To function, manager creates an aggregation feed of all the interesting parts of Asterisk and subscribes to it. This provides a handy, serialized stream of messages about what is happening. Manager then takes these messages, converts them into the AMI format, and ensures they get to each session they should. This doesn’t seem out of the ordinary, but we received reports that the Stasis subscription it uses was getting backed up with a lot of pending messages. Not being able to easily explain what was going on, we sought to dig in and see what was up.
The primary idea, that many of us had, was that the messages that were being sent to each AMI session from the same thread, that handled the Stasis subscription, were causing a slowdown. After looking into things, this is not actually the case. Manager maintains a single shared queued of messages. Each session iterates through the queue at its own pace. Once all sessions are past a message, it is then freed and its resources released. This shared queue was done to reduce memory usage and work, as the information about its position in the queue can be held within the message itself. With each session instead having its own list, one would have to allocate additional data for each to store the message.

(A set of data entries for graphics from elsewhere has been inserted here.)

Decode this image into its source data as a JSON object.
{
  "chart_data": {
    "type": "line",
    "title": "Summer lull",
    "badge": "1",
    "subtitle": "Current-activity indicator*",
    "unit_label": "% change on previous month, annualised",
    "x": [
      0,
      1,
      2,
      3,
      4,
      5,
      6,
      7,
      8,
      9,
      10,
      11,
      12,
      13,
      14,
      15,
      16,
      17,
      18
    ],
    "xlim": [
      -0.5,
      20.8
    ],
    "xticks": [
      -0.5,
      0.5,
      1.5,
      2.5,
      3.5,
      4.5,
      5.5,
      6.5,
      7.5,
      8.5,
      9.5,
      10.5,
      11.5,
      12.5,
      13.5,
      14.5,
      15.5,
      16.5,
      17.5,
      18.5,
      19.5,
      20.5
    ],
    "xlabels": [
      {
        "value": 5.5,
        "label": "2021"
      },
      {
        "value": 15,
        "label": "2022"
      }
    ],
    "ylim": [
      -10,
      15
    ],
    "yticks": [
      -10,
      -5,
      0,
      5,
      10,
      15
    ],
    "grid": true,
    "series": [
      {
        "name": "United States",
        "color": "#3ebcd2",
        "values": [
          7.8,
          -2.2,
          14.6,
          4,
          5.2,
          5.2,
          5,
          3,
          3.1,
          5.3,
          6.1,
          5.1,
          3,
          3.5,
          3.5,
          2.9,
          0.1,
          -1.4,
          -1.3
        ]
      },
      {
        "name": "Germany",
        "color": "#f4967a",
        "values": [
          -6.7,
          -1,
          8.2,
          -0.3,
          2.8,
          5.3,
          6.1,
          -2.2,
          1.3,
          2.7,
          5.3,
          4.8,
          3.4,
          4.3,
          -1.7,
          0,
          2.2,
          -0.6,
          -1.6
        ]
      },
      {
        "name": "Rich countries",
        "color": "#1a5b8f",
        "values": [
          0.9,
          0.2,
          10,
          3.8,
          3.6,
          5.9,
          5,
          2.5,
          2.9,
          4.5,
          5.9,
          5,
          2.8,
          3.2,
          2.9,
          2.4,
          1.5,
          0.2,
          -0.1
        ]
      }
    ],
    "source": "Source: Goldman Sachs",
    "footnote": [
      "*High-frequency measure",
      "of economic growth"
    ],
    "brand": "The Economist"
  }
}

With the first idea not yielding any result, we dug in some more and did not immediately come up with any additional ideas to explain what we were seeing. It was only after a second look at the overall locking in Manager that an explanation presented itself. While the subscription thread was not sending the AMI messages out to each session, it was notifying the sessions that a new message was available. This action required holding the same lock that was held when doing the bulk of the work in the session thread; thus, blocking the subscription thread.
With an explanation found, we worked to resolve the problem. A new lock has been added to Manager, strictly for notifying the session that new messages are available. This means that the subscription thread is now minimally blocked on each session and can process things quickly. A single session being slow to send messages or process incoming messages will not impact any other sessions or the handling of messages.